Simcoe County Bird and Nature Board. POSTS MUST INCLUDE FULL NAME AND EMAIL ADDRESS OR THEY WILL BE DELETED FROM THE BOARD. Banners at top of page cannot be blocked but are not part of the page. BOB BOWLES
Re(1): Spotted Salamander


Very cool observation Dave. This is the second observation of a day-walking Spotted Salamander I have heard of in the last month. The first was a post on the Field Naturalists of Ontario Facebook page. I think many people assumed it was an animal that assumed it was spring (because of the warm weather) and it was time to migrate to the pools where these salamander breed. I wrote this:

What a wonderful animal. Very nice photos, and a cool (bizarre) observation!

I might add my opinion here, which is that this wasn't a "fooled" salamander headed to mate. It has been well demonstrated by a study in the US that salamanders need the right conditions to migrate and mate, but that their internal clocks need to be right too--in short, they are evolved to "know" not to move in spring-like winter weather events. Maybe what is more likely is that this one was flooded out of its wintertime refuge given the thaw. Spotted Salamanders mostly hibernate in relatively deep burrows made by deer mice, and they choose ones in the autumn that are oriented in places that will drain well. A burrow that floods and doesn't drain will end up being lethal! Some salamanders inevitably misjudge what is a safe burrow, or others can't afford to make the switch as autumn progresses (maybe hard frosts make it too dangerous for them to switch to a safer burrow). I suspect this salamander was in one of these tough places and had a real problem when the thaw submerged his refuge for the next several months. So, it was move (over snow), or die. I worked in Algonquin Park as a naturalist over a 9 year span, and we once had someone make the same kind of observation in December.

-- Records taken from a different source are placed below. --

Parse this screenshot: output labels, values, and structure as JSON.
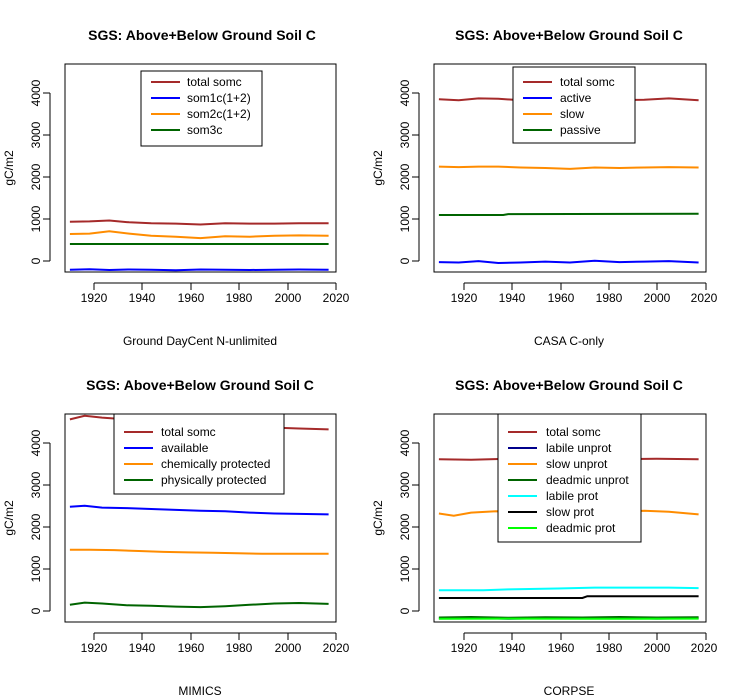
{
  "chart_data": [
    {
      "type": "line",
      "title": "SGS: Above+Below Ground Soil C",
      "xlabel": "Ground DayCent N-unlimited",
      "ylabel": "gC/m2",
      "xlim": [
        1910,
        2020
      ],
      "ylim": [
        0,
        4600
      ],
      "xticks": [
        1920,
        1940,
        1960,
        1980,
        2000,
        2020
      ],
      "yticks": [
        0,
        1000,
        2000,
        3000,
        4000
      ],
      "grid": false,
      "legend_position": "top-center",
      "series": [
        {
          "name": "total somc",
          "color": "#a52a2a",
          "x": [
            1912,
            1920,
            1928,
            1936,
            1945,
            1955,
            1965,
            1975,
            1985,
            1995,
            2005,
            2017
          ],
          "values": [
            1110,
            1120,
            1140,
            1100,
            1080,
            1070,
            1050,
            1080,
            1070,
            1070,
            1080,
            1080
          ]
        },
        {
          "name": "som1c(1+2)",
          "color": "#0000ff",
          "x": [
            1912,
            1920,
            1928,
            1936,
            1945,
            1955,
            1965,
            1975,
            1985,
            1995,
            2005,
            2017
          ],
          "values": [
            50,
            60,
            45,
            55,
            50,
            40,
            55,
            50,
            45,
            50,
            55,
            50
          ]
        },
        {
          "name": "som2c(1+2)",
          "color": "#ff8c00",
          "x": [
            1912,
            1920,
            1928,
            1936,
            1945,
            1955,
            1965,
            1975,
            1985,
            1995,
            2005,
            2017
          ],
          "values": [
            840,
            850,
            900,
            850,
            800,
            780,
            750,
            790,
            780,
            800,
            810,
            800
          ]
        },
        {
          "name": "som3c",
          "color": "#006400",
          "x": [
            1912,
            2017
          ],
          "values": [
            620,
            620
          ]
        }
      ]
    },
    {
      "type": "line",
      "title": "SGS: Above+Below Ground Soil C",
      "xlabel": "CASA C-only",
      "ylabel": "gC/m2",
      "xlim": [
        1910,
        2020
      ],
      "ylim": [
        0,
        4600
      ],
      "xticks": [
        1920,
        1940,
        1960,
        1980,
        2000,
        2020
      ],
      "yticks": [
        0,
        1000,
        2000,
        3000,
        4000
      ],
      "grid": false,
      "legend_position": "top-center",
      "series": [
        {
          "name": "total somc",
          "color": "#a52a2a",
          "x": [
            1912,
            1920,
            1928,
            1936,
            1945,
            1955,
            1965,
            1975,
            1985,
            1995,
            2005,
            2017
          ],
          "values": [
            3820,
            3800,
            3840,
            3830,
            3800,
            3810,
            3790,
            3820,
            3800,
            3810,
            3840,
            3800
          ]
        },
        {
          "name": "active",
          "color": "#0000ff",
          "x": [
            1912,
            1920,
            1928,
            1936,
            1945,
            1955,
            1965,
            1975,
            1985,
            1995,
            2005,
            2017
          ],
          "values": [
            220,
            210,
            240,
            200,
            210,
            230,
            210,
            250,
            220,
            230,
            240,
            210
          ]
        },
        {
          "name": "slow",
          "color": "#ff8c00",
          "x": [
            1912,
            1920,
            1928,
            1936,
            1945,
            1955,
            1965,
            1975,
            1985,
            1995,
            2005,
            2017
          ],
          "values": [
            2330,
            2320,
            2330,
            2330,
            2310,
            2300,
            2280,
            2310,
            2300,
            2310,
            2320,
            2310
          ]
        },
        {
          "name": "passive",
          "color": "#006400",
          "x": [
            1912,
            1938,
            1940,
            2017
          ],
          "values": [
            1260,
            1260,
            1280,
            1290
          ]
        }
      ]
    },
    {
      "type": "line",
      "title": "SGS: Above+Below Ground Soil C",
      "xlabel": "MIMICS",
      "ylabel": "gC/m2",
      "xlim": [
        1910,
        2020
      ],
      "ylim": [
        0,
        4600
      ],
      "xticks": [
        1920,
        1940,
        1960,
        1980,
        2000,
        2020
      ],
      "yticks": [
        0,
        1000,
        2000,
        3000,
        4000
      ],
      "grid": false,
      "legend_position": "top-center",
      "series": [
        {
          "name": "total somc",
          "color": "#a52a2a",
          "x": [
            1912,
            1918,
            1925,
            1935,
            1945,
            1955,
            1965,
            1975,
            1985,
            1995,
            2005,
            2017
          ],
          "values": [
            4480,
            4560,
            4520,
            4480,
            4450,
            4400,
            4380,
            4340,
            4320,
            4300,
            4280,
            4260
          ]
        },
        {
          "name": "available",
          "color": "#0000ff",
          "x": [
            1912,
            1918,
            1925,
            1935,
            1945,
            1955,
            1965,
            1975,
            1985,
            1995,
            2005,
            2017
          ],
          "values": [
            2550,
            2570,
            2530,
            2520,
            2500,
            2480,
            2460,
            2450,
            2420,
            2400,
            2390,
            2380
          ]
        },
        {
          "name": "chemically protected",
          "color": "#ff8c00",
          "x": [
            1912,
            1920,
            1930,
            1940,
            1950,
            1960,
            1970,
            1980,
            1990,
            2000,
            2010,
            2017
          ],
          "values": [
            1600,
            1600,
            1590,
            1570,
            1550,
            1540,
            1530,
            1520,
            1510,
            1510,
            1510,
            1510
          ]
        },
        {
          "name": "physically protected",
          "color": "#006400",
          "x": [
            1912,
            1918,
            1925,
            1935,
            1945,
            1955,
            1965,
            1975,
            1985,
            1995,
            2005,
            2017
          ],
          "values": [
            380,
            430,
            410,
            370,
            360,
            340,
            330,
            350,
            380,
            410,
            420,
            400
          ]
        }
      ]
    },
    {
      "type": "line",
      "title": "SGS: Above+Below Ground Soil C",
      "xlabel": "CORPSE",
      "ylabel": "gC/m2",
      "xlim": [
        1910,
        2020
      ],
      "ylim": [
        0,
        4600
      ],
      "xticks": [
        1920,
        1940,
        1960,
        1980,
        2000,
        2020
      ],
      "yticks": [
        0,
        1000,
        2000,
        3000,
        4000
      ],
      "grid": false,
      "legend_position": "top-center",
      "series": [
        {
          "name": "total somc",
          "color": "#a52a2a",
          "x": [
            1912,
            1925,
            1940,
            1955,
            1970,
            1985,
            2000,
            2017
          ],
          "values": [
            3600,
            3590,
            3610,
            3600,
            3590,
            3600,
            3610,
            3600
          ]
        },
        {
          "name": "labile unprot",
          "color": "#00008b",
          "x": [
            1912,
            1925,
            1940,
            1955,
            1970,
            1985,
            2000,
            2017
          ],
          "values": [
            80,
            90,
            70,
            85,
            80,
            90,
            75,
            85
          ]
        },
        {
          "name": "slow unprot",
          "color": "#ff8c00",
          "x": [
            1912,
            1918,
            1925,
            1935,
            1945,
            1955,
            1965,
            1975,
            1985,
            1995,
            2005,
            2017
          ],
          "values": [
            2400,
            2350,
            2420,
            2450,
            2430,
            2460,
            2440,
            2450,
            2430,
            2460,
            2440,
            2380
          ]
        },
        {
          "name": "deadmic unprot",
          "color": "#006400",
          "x": [
            1912,
            1925,
            1940,
            1955,
            1970,
            1985,
            2000,
            2017
          ],
          "values": [
            100,
            110,
            95,
            105,
            100,
            110,
            100,
            105
          ]
        },
        {
          "name": "labile prot",
          "color": "#00ffff",
          "x": [
            1912,
            1930,
            1940,
            1960,
            1975,
            1990,
            2005,
            2017
          ],
          "values": [
            700,
            700,
            720,
            740,
            760,
            760,
            760,
            750
          ]
        },
        {
          "name": "slow prot",
          "color": "#000000",
          "x": [
            1912,
            1970,
            1972,
            2017
          ],
          "values": [
            530,
            530,
            570,
            570
          ]
        },
        {
          "name": "deadmic prot",
          "color": "#00ff00",
          "x": [
            1912,
            1940,
            1970,
            2017
          ],
          "values": [
            70,
            75,
            70,
            75
          ]
        }
      ]
    }
  ]
}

If this were a confused mating attempt, it would be unusual to find only one. Spotted Salamanders migrate en masse in the spring. And, they are essentially never observed during the day, even during spring migration. So, I think finding one out during the day suggests it was very stressed and desperate (much like finding a nocturnal owl hunting during daylight hours!)

I suspect releasing it at the base of that stump was the best thing to do.